Huge growth potential in the chilled meat market

Vietnam Vinh Viet Securities Joint Stock Company (VDSC) noted that Vietnam’s meat market will have a compound annual growth rate (CAGR) of 4.4% between 2018 and 2023.

Hanoi – The speed of development of modern supermarkets and the popularity of refrigerated meat in public consumption concepts are the key to unlocking the long-term potential of the market, which also brings opportunities for stock investment in the industry.

In a recent report on the outlook for Vietnam’s chilled meat market, VDSC noted that Vietnam’s meat market is growing at a compound annual growth rate of 4.4%, driven mainly by beef, goat and chicken.

This is closely related to people’s increased attention to health, the rise of the fitness trend and the trend of reducing the intake of fat and cholesterol-rich foods.

Between 2024 and 2028, the analyst unit predicts that the beef and goat meat markets will continue to play a leading role due to low per capita consumption, coupled with a recovery in tourism, attracting tourists from countries whose food culture is more closely associated with this type of meat.

Meanwhile, pork or poultry consumption is close to the saturation level of per capita consumption, which is similar to regional countries with similar food cultures such as China, Thailand, the Philippines, Laos and Cambodia.

According to Euromonitor research cited by VDSC, despite growth in consumption of newer meats such as beef and goat, it is not enough to make up for the saturation of pork and poultry consumption, and the meat market is expected to slow down between 2024 and 2028, with a compound annual growth rate of only 4.1%.

Despite the limited market growth potential mentioned above, VDSC still observes increased investment and new entrants in the meat market by major players, including Vissan (VSN), MeatDeli (Masan MEATLife, MML), Hoang Anh Gia Lai (HAG), Hoa Huat Group, CP and Vilico, among others.

This is attributed to the potential for a shift in consumption from “hot meat” to chilled meat, which is packaged and sold for a long period by reputable companies.

More specifically, hot meat is mainly sold in markets with unknown origins, while chilled meat is sold in supermarket chains by reputable companies with more regulated packaging and production methods.

Compared with traditional markets, the development of modern supermarket channels will promote the expansion of the chilled meat industry.

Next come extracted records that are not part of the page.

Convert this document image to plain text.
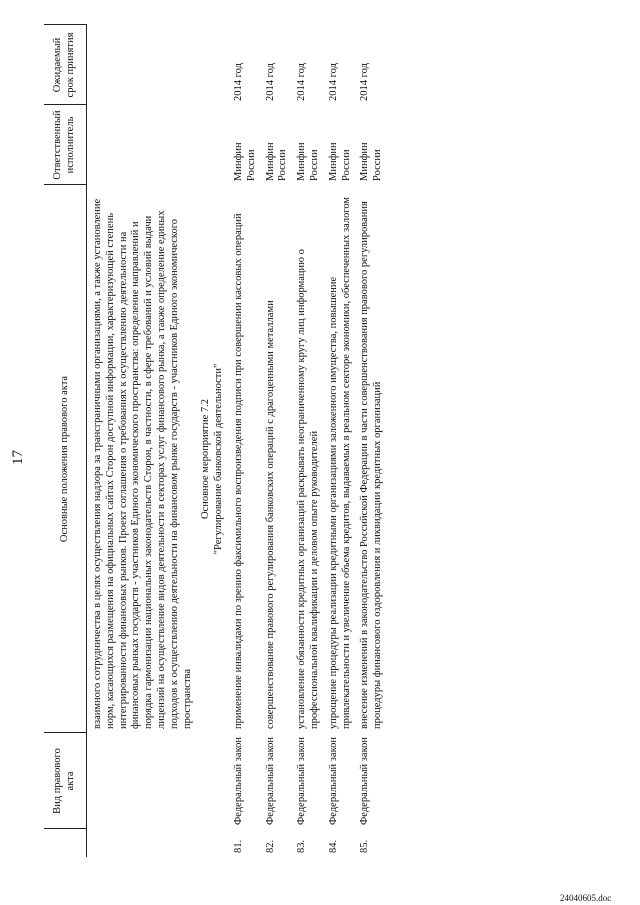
17
	Вид правового акта	Основные положения правового акта	Ответственный исполнитель	Ожидаемый срок принятия
		взаимного сотрудничества в целях осуществления надзора за трансграничными организациями, а также установление норм, касающихся размещения на официальных сайтах Сторон доступной информации, характеризующей степень интегрированности финансовых рынков. Проект соглашения о требованиях к осуществлению деятельности на финансовых рынках государств - участников Единого экономического пространства: определение направлений и порядка гармонизации национальных законодательств Сторон, в частности, в сфере требований и условий выдачи лицензий на осуществление видов деятельности в секторах услуг финансового рынка, а также определение единых подходов к осуществлению деятельности на финансовом рынке государств - участников Единого экономического пространства		

		Основное мероприятие 7.2 "Регулирование банковской деятельности"		

81.	Федеральный закон	применение инвалидами по зрению факсимильного воспроизведения подписи при совершении кассовых операций	Минфин России	2014 год
82.	Федеральный закон	совершенствование правового регулирования банковских операций с драгоценными металлами	Минфин России	2014 год
83.	Федеральный закон	установление обязанности кредитных организаций раскрывать неограниченному кругу лиц информацию о профессиональной квалификации и деловом опыте руководителей	Минфин России	2014 год
84.	Федеральный закон	упрощение процедуры реализации кредитными организациями заложенного имущества, повышение привлекательности и увеличение объема кредитов, выдаваемых в реальном секторе экономики, обеспеченных залогом	Минфин России	2014 год
85.	Федеральный закон	внесение изменений в законодательство Российской Федерации в части совершенствования правового регулирования процедуры финансового оздоровления и ликвидации кредитных организаций	Минфин России	2014 год
24040605.doc
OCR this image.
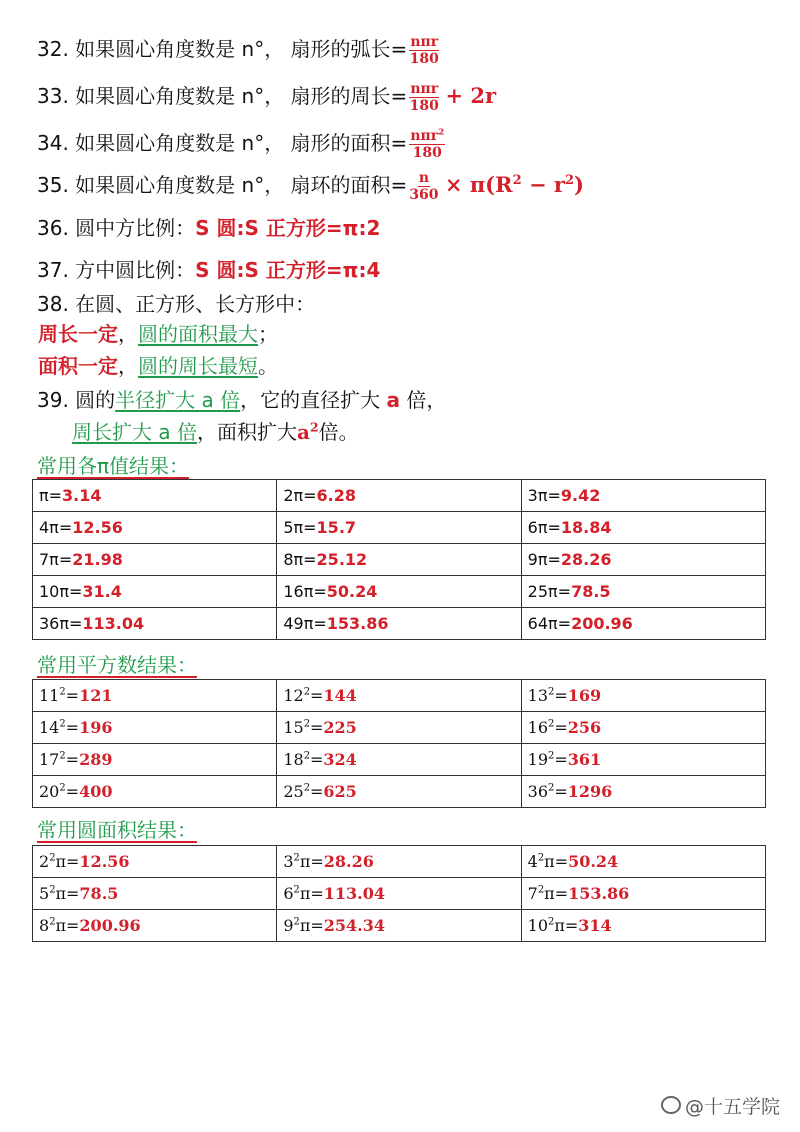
32. 如果圆心角度数是 n°， 扇形的弧长= $\frac{\text{nπr}}{180}$
33. 如果圆心角度数是 n°， 扇形的周长= $\frac{\text{nπr}}{180} + 2r$
34. 如果圆心角度数是 n°， 扇形的面积= $\frac{n\pi r^2}{180}$
35. 如果圆心角度数是 n°， 扇环的面积= $\frac{n}{360} \times \pi(R^2 - r^2)$
36. 圆中方比例：S 圆:S 正方形=π:2
37. 方中圆比例：S 圆:S 正方形=π:4
38. 在圆、正方形、长方形中：
周长一定，圆的面积最大；
面积一定，圆的周长最短。
39. 圆的半径扩大 a 倍，它的直径扩大 a 倍，
周长扩大 a 倍，面积扩大$a^2$倍。
常用各π值结果：
π=3.14	2π=6.28	3π=9.42
4π=12.56	5π=15.7	6π=18.84
7π=21.98	8π=25.12	9π=28.26
10π=31.4	16π=50.24	25π=78.5
36π=113.04	49π=153.86	64π=200.96
常用平方数结果：
$11^2=121$	$12^2=144$	$13^2=169$
$14^2=196$	$15^2=225$	$16^2=256$
$17^2=289$	$18^2=324$	$19^2=361$
$20^2=400$	$25^2=625$	$36^2=1296$
常用圆面积结果：
$2^2\pi=12.56$	$3^2\pi=28.26$	$4^2\pi=50.24$
$5^2\pi=78.5$	$6^2\pi=113.04$	$7^2\pi=153.86$
$8^2\pi=200.96$	$9^2\pi=254.34$	$10^2\pi=314$
@十五学院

In addition, consumers are gradually realizing that refrigerated meat is healthier than hot meat and its origin is more clear.

According to Euromonitor data, by 2023, Vietnam’s consumption of frozen meat will be as low as 9%, while in China this proportion reached 40% in 2017.

However, VDSC found that the market still faces bottlenecks that hinder the release of potential.

The first is the consumption of hot meat, which is closely linked to long-standing traditional markets. Many consumers, especially those of Generation X, are still accustomed to buying hot meat without refrigeration, and such products are sold in ubiquitous market stalls.

Second is the selling price. Vietnamese chilled meat producers have to maintain a complex cost structure from operating production plants, feed imports and breeding costs to storage systems, packaging and discount costs at modern retail outlets.

Therefore, to ensure profitability, finished products are usually sold at prices higher than the market average.

In addition, due to fierce competition in the refrigerated meat market and insufficient market share, many companies have fallen into the dilemma of low income and thin profits in recent years.

When making investment decisions, investors should also pay attention to the market share development of supermarket systems related to these producers, such as Co.op Mart (Vissan), Bách Hóa Xanh, Go!, Lan Chi (CP, G), and Winmart (MML); due to fierce competition, meat brands are usually only distributed in their own specific supermarket chains.

The VDSC report also pointed out that companies that focus on selling chilled meat (such as MML or VSN) generally have higher gross margins than companies that wholesale pork (such as BAF and DBC) because the cost structure of packaging and selling chilled meat in supermarkets is higher than the costs of distributing it to small merchants, such as personnel expenses and sales support.